Mark Joseph Stern reports on the National Labor Relations Board’s ruling on Tuesday, August 23rd, that graduate students at private universities have the right to form unions.
The recent decision reversed a 2004 ruling that barred students from organizing, and declared that on the contrary, since graduate students are “employees” (of their universities) as defined under the National Labor Relations Act, they possess the right to unionize. The 2004 decision had ruled that since graduate students’ relationship with their educational institution was “primarily educational,” even graduate students serving as teaching assistants or research fellows could not qualify, strictly speaking, as “employees” and therefore could not unionize.
The earlier 2004 ruling claimed that collective bargaining by graduate students might “unduly infringe upon traditional academic freedoms,” such as the “right to speak freely in the classroom,” and could not “coexist successfully with student-teacher relationships, with the educational process, and with the traditional goals of higher education.”
Peter Salovey, President of Yale University, shared some of those concerns: The “mentorship and training that Yale professors provide to graduate students is essential to educating the next generation of leading scholars.” He has “long been concerned that this relationship would become less productive and rewarding under a formal collective bargaining regime, in which professors would be ‘supervisors’ of their graduate student ‘employees.’”
But many Ph.D. students are in favor of the recent decision. “We are excited we have finally reached this important milestone,” noted Olga Brudastova, a student of civil engineering and mechanics at Columbia, “[we] look forward to a speedy, fair election so we can demonstrate our majority support and get into bargaining as soon as possible.”
Why exactly are graduate students so eager to unionize?
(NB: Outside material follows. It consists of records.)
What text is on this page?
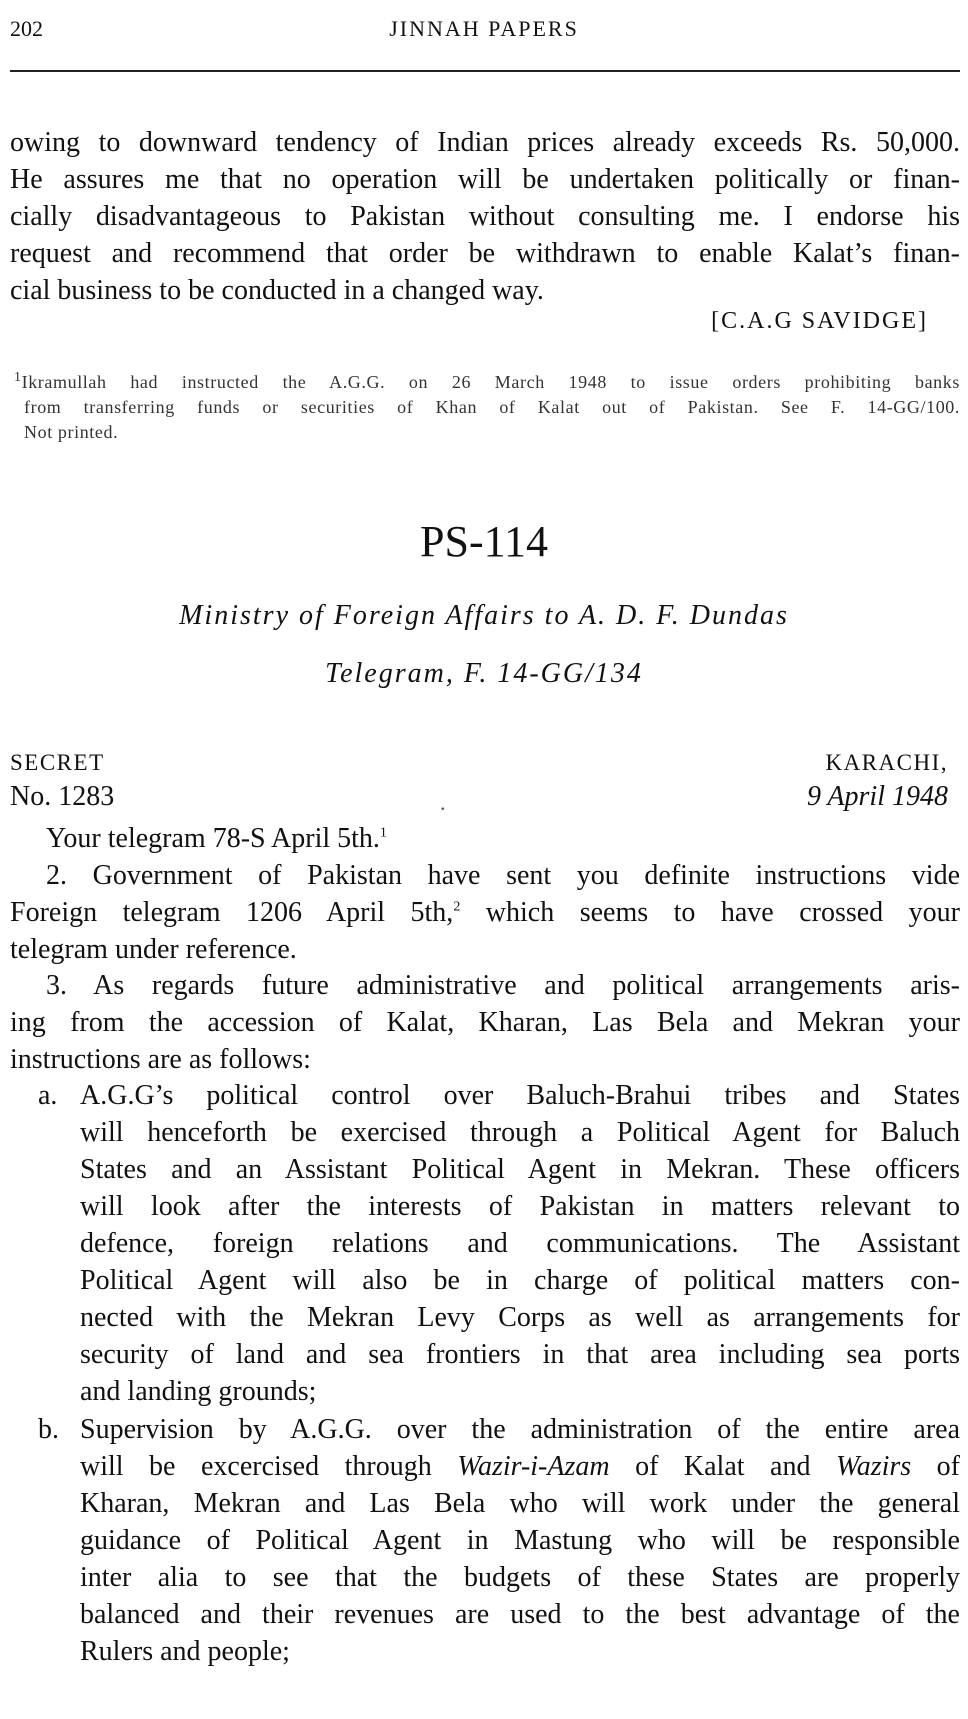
202	JINNAH PAPERS
owing to downward tendency of Indian prices already exceeds Rs. 50,000.
He assures me that no operation will be undertaken politically or finan-
cially disadvantageous to Pakistan without consulting me. I endorse his
request and recommend that order be withdrawn to enable Kalat’s finan-
cial business to be conducted in a changed way.
[C.A.G SAVIDGE]
$^1$Ikramullah had instructed the A.G.G. on 26 March 1948 to issue orders prohibiting banks
from transferring funds or securities of Khan of Kalat out of Pakistan. See F. 14-GG/100.
Not printed.
PS-114
Ministry of Foreign Affairs to A. D. F. Dundas
Telegram, F. 14-GG/134
SECRET
No. 1283
KARACHI,
9 April 1948
.
Your telegram 78-S April 5th.$^1$
2. Government of Pakistan have sent you definite instructions vide
Foreign telegram 1206 April 5th,$^2$ which seems to have crossed your
telegram under reference.
3. As regards future administrative and political arrangements aris-
ing from the accession of Kalat, Kharan, Las Bela and Mekran your
instructions are as follows:
a. A.G.G’s political control over Baluch-Brahui tribes and States
will henceforth be exercised through a Political Agent for Baluch
States and an Assistant Political Agent in Mekran. These officers
will look after the interests of Pakistan in matters relevant to
defence, foreign relations and communications. The Assistant
Political Agent will also be in charge of political matters con-
nected with the Mekran Levy Corps as well as arrangements for
security of land and sea frontiers in that area including sea ports
and landing grounds;
b. Supervision by A.G.G. over the administration of the entire area
will be excercised through Wazir-i-Azam of Kalat and Wazirs of
Kharan, Mekran and Las Bela who will work under the general
guidance of Political Agent in Mastung who will be responsible
inter alia to see that the budgets of these States are properly
balanced and their revenues are used to the best advantage of the
Rulers and people;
One may be tempted to believe it’s a question of compensation, and for many, it is. For doctoral candidate Laura Jung, earning $19,200 a year as a teaching assistant just won’t cut it in Washington, DC, where she pays $1,000 a month for rent alone. “This could be huge,” she says of the ruling. “The vast majority of my colleagues are swimming in student debt.” Collective bargaining could allow graduate students to bargain for higher stipends, better health coverage, and other benefits.
Before the ruling, several private universities increased stipends and benefits, perhaps in an attempt to keep students happy and dissuade them from feeling the need to organize.
But for some students, compensation is not the issue. According to Ben Cohen, a biomedical engineering student at Cornell, “The message isn’t that graduate students need more money,” but rather that “graduate students deserve to have a voice in their representation.”
As the decision plays out, there will be a number of questions to monitor: What are the implications of legally considering graduate students as employees rather than students? Will unionization succeed in producing living wage stipends and other benefits for graduate students? And how will the position of Master’s students, who generally pay their way through graduate school, change once Ph.D. students receive greater recognition?
Of course, there is no guarantee that the ruling will stand if it is taken by private universities to federal court. The recent decision is already a reversal of the 2004 precedent blocking graduate student unionization, and there is no guarantee that another reversal is not in the making. Nevertheless, for many graduate students who have been working for greater recognition, better wages, and family-friendly benefits, unionization may be the milestone they were looking for to achieve their goals.